In a conclusion unlikely to go over well on the Hill, the commission urged Congress to allow the service to close installations to generate savings. Service officials have complained that Congress’ refusal to allow base closures prevents the service from generating needed savings, which in turn forces the current budget cuts to come out of readiness and modernization accounts.
Although many of the changes outlined in the report may take on added urgency given the tight fiscal environment, Commission Chairman Dennis McCarthy denied that the conclusions reached were only viable because of funding challenges.
“The things we’ve recommended, we think should be done even if there wasn’t a fiscal requirement to do so,” McCarthy said during a public event on the Hill.
Moving more force structure into the Guard and Reserve lines up with comments made by the secretary of the Air Force one day before the report was released.
“I’d like to make that point here again today that going forward, there is no doubt in my mind that our Air Force is going to rely more, not less, on our National Guard and reserve forces,” Deborah Lee James said at a Jan. 29 event. “Not only does it make sense from a mission standpoint, it also makes sense from an economic standpoint.”
Commissioners stopped short of proposing a merger between the Guard and Reserves, as had been discussed in previous public hearings. However, Commissioner Bud Wyatt said some of the conclusions reached in the final report drew on the ideas from that proposal, developed by five retired Air Force generals.
“We considered it. We just decided there was a value to the United States Air Force of having three components,” Wyatt, the previous director of the Air National Guard, said during the public event. “We did take into consideration some of the elements, in the way the Air Force and Air National Guard does business, and that’s reflected in a lot of the integrated air components.”
The commission also seems to have solved the long-running disagreement about whether active or part-time force structure is cheaper, concluding that the capability delivered by Guard and Reserve forces is cheaper than that of active duty personnel. That had been a major question asked during public hearings, with various cost models being put forward all resulting in different answers. However, commissioners noted that more work is needed in this area.
It’s too early to know what level of buy-in the report will have, either in the Pentagon or the Hill.
Although the commission has not yet briefed the secretary and chief of staff, the organization that supports the commission will remain active for 90 days in order to help facilitate conversations with department leaders and members of Congress.

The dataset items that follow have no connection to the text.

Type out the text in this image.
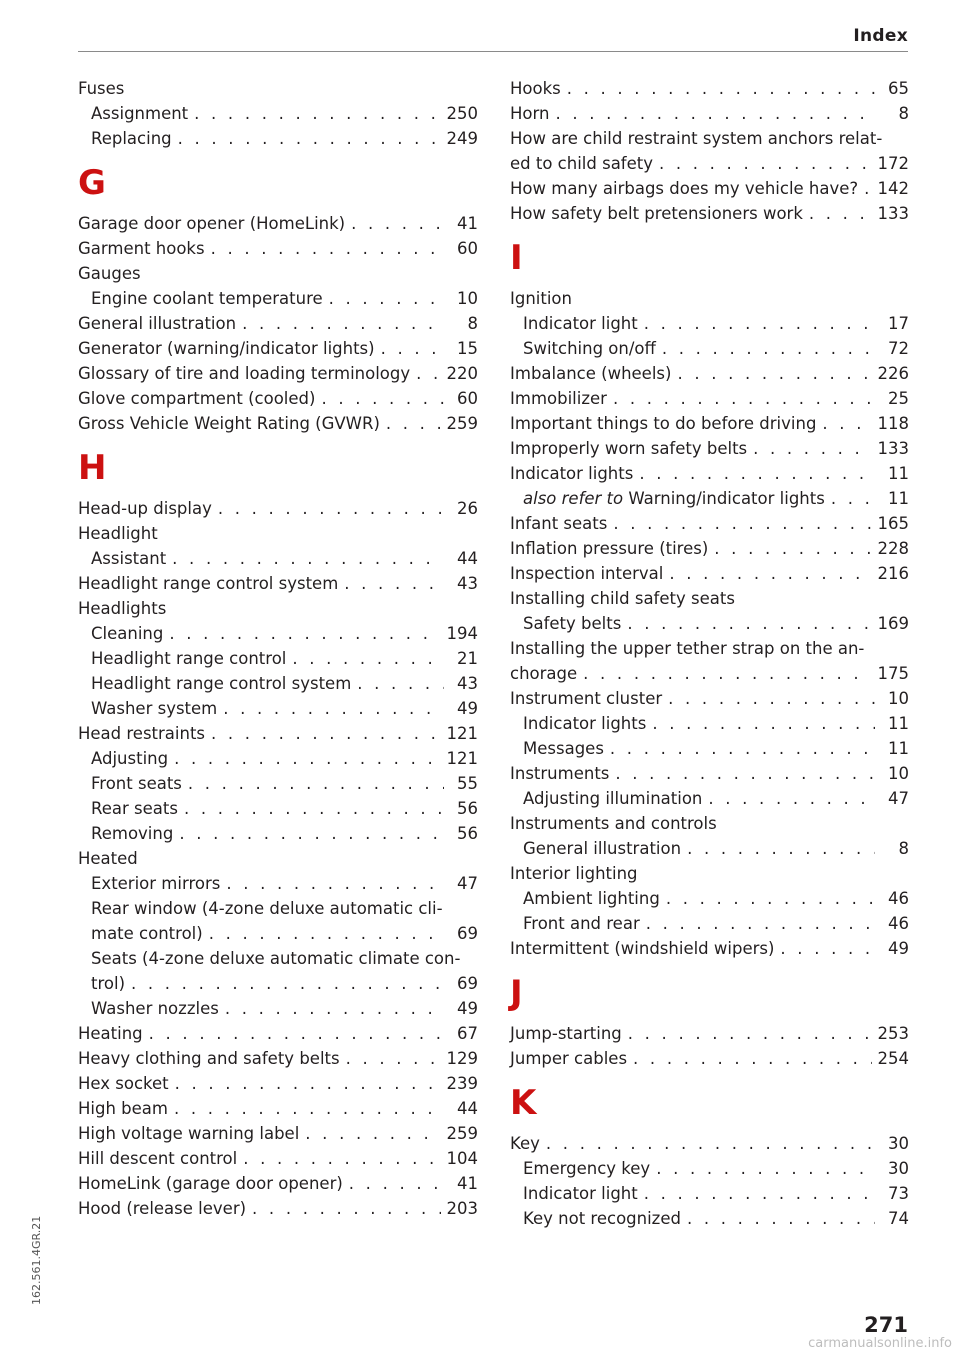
Index
Fuses
Assignment . . .	250
Replacing . . .	249
G
Garage door opener (HomeLink) . . .	41
Garment hooks . . .	60
Gauges
Engine coolant temperature . . .	10
General illustration . . .	8
Generator (warning/indicator lights) . . .	15
Glossary of tire and loading terminology . . . 220
Glove compartment (cooled) . . .	60
Gross Vehicle Weight Rating (GVWR) . . .	259
H
Head-up display . . .	26
Headlight
Assistant . . .	44
Headlight range control system . . .	43
Headlights
Cleaning . . .	194
Headlight range control . . .	21
Headlight range control system . . .	43
Washer system . . .	49
Head restraints . . .	121
Adjusting . . .	121
Front seats . . .	55
Rear seats . . .	56
Removing . . .	56
Heated
Exterior mirrors . . .	47
Rear window (4-zone deluxe automatic cli-
mate control) . . .	69
Seats (4-zone deluxe automatic climate con-
trol) . . .	69
Washer nozzles . . .	49
Heating . . .	67
Heavy clothing and safety belts . . .	129
Hex socket . . .	239
High beam . . .	44
High voltage warning label . . .	259
Hill descent control . . .	104
HomeLink (garage door opener) . . .	41
Hood (release lever) . . .	203
Hooks . . .	65
Horn . . .	8
How are child restraint system anchors relat-
ed to child safety . . .	172
How many airbags does my vehicle have? . . . 142
How safety belt pretensioners work . . .	133
I
Ignition
Indicator light . . .	17
Switching on/off . . .	72
Imbalance (wheels) . . .	226
Immobilizer . . .	25
Important things to do before driving . . .	118
Improperly worn safety belts . . .	133
Indicator lights . . .	11
also refer to Warning/indicator lights . . .	11
Infant seats . . .	165
Inflation pressure (tires) . . .	228
Inspection interval . . .	216
Installing child safety seats
Safety belts . . .	169
Installing the upper tether strap on the an-
chorage . . .	175
Instrument cluster . . .	10
Indicator lights . . .	11
Messages . . .	11
Instruments . . .	10
Adjusting illumination . . .	47
Instruments and controls
General illustration . . .	8
Interior lighting
Ambient lighting . . .	46
Front and rear . . .	46
Intermittent (windshield wipers) . . .	49
J
Jump-starting . . .	253
Jumper cables . . .	254
K
Key . . .	30
Emergency key . . .	30
Indicator light . . .	73
Key not recognized . . .	74
162.561.4GR.21
271
carmanualsonline.info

At least one stakeholder group is happy. A statement sent out by the National Guard Association of the United States praised the “great contribution” of the commission. The statement applauds the commission “not just for their work, but for showing Congress and the Pentagon the value of an independent look at future force structure when the components are at an impasse,” notable as the Army appears headed for a fight between the active and Guard components in the coming year.